Will the Stock Market Crash in September?

The stock market is set to crash in September - at least that's what a recent round of reports claim. And, by the way, September's just about here.

Worried?

Well, there have always been various stock market indicators that supposedly tip us off as to a coming crash - or even a coming boom. They're too numerous to mention. Suffice it to say that some of them have predicted events from time to time. They actually seem to work.

But when they catch on with the wider public, specifically with the investment community, they lose all their "magical" predictive power. When everyone starts trading around them, then they just kind of fade into oblivion.

Let's take the so-called "Hindenburg Omen." It's supposedly saying "Crash!" in September for stocks. It's not even worth going through what exactly this indicator consists of. It's been right sometimes, wrong others. Why pay attention?

For one thing, I think there are folks out there who really do like this "gloom" or even "end of the world" type stuff. So I'm guessing this plays into their emotions and gets people reading stories in publications like the Wall Street Journal.

It's too bad, because there are indicators that have stood the test of time and can help you invest better. But the good indicators usually don't make these bold kinds of predictions - especially bold predictions that tell you not only that disaster is coming, but exactly when to expect it.

For example, my firm uses some technical analysis and we find it useful in helping us decide how much of this or that item to put new money into, or when to scale back and get more defensive by let's say, raising cash, or considering some other hedging mechanism.

But the thing with that is, there's no drama in it. It's more of a kind of plodding thing that you do to make sure you do a good job making decisions.

Now calling for a crash - that's something else! There's something exciting about that, now, isn't there?

One thing about crashes to remember is this: it's usually not crashes that really get you. That's not how really bad bear markets work.

No, really bad bear markets just sort of slowly strangle you. The bear squeezes you until you look a bit red in the face - then he eases off. You stick with your stocks, or other investments. You figure the worst is over. The bear plays along by allowing a bit of a rally - or maybe even a big rally like we just had.

Then the squeezing starts again. You lose even more than you did last time. Then the same process repeats itself.

This goes on until maybe you realize you're screwed. And then you don't sell because you figure it's going to "come back" and you don't want to sell out at the bottom.

And that's when the final blow comes. Everything just kind of grinds to a halt. Nothing happens - for a long time. And soon everyone just sort of gets depressed and gives up. You included. The world's pretty much changed forever.

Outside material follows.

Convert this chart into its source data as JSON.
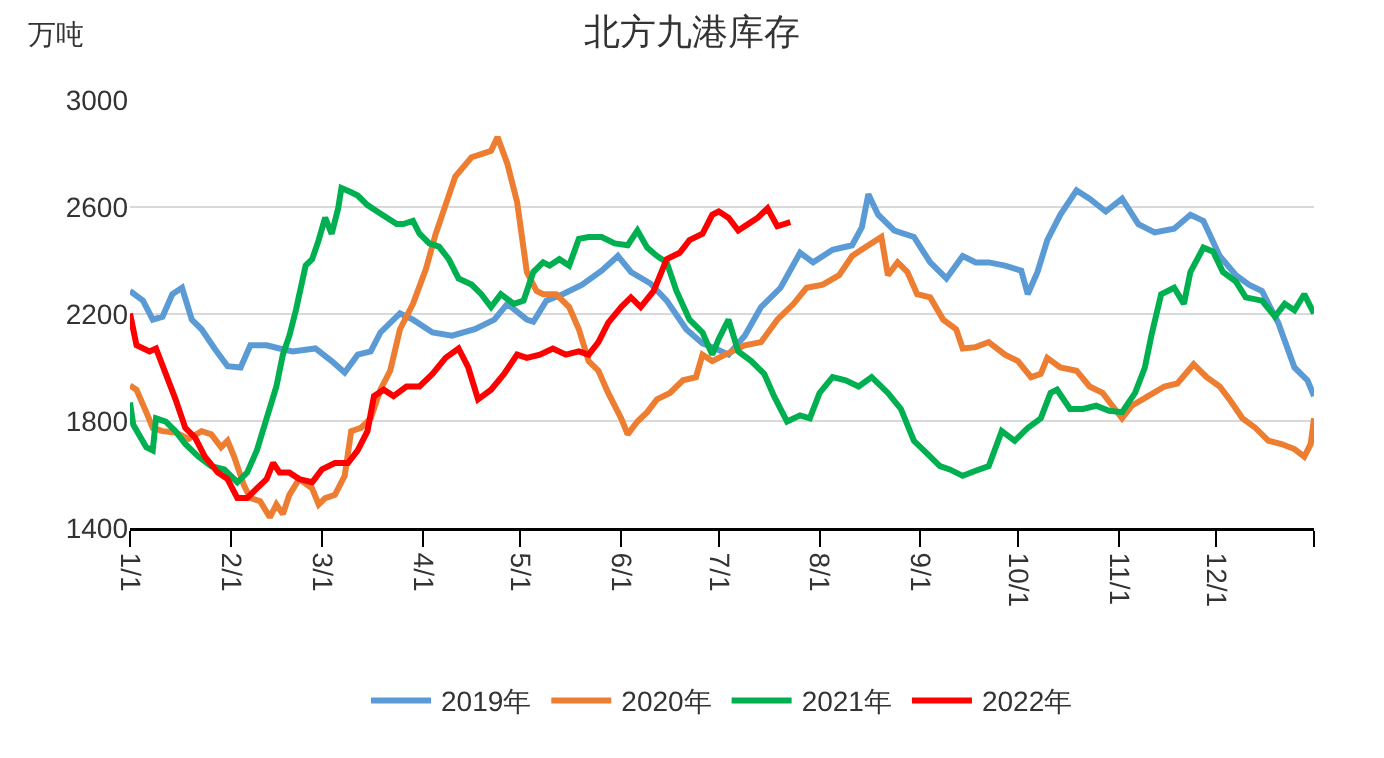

You think, "This stuff will never come back." So you sell.

So while getting stuck in a crash is no fun - and it's best to avoid it if you can - the real killer is the really bad bear market. That's the thing you've got to watch for.

And I think we may very well be in one right now.

Of course, if you believe in "stocks for the long run" or "buy and hold" investing, none of this matters to you. You'll just hang in there no matter what. And eventually you'll be vindicated - even if it's 20, 30 or 40 years from now.

If you think that way, I'm guessing you've never really been through a really bad bear market. But good luck anyway.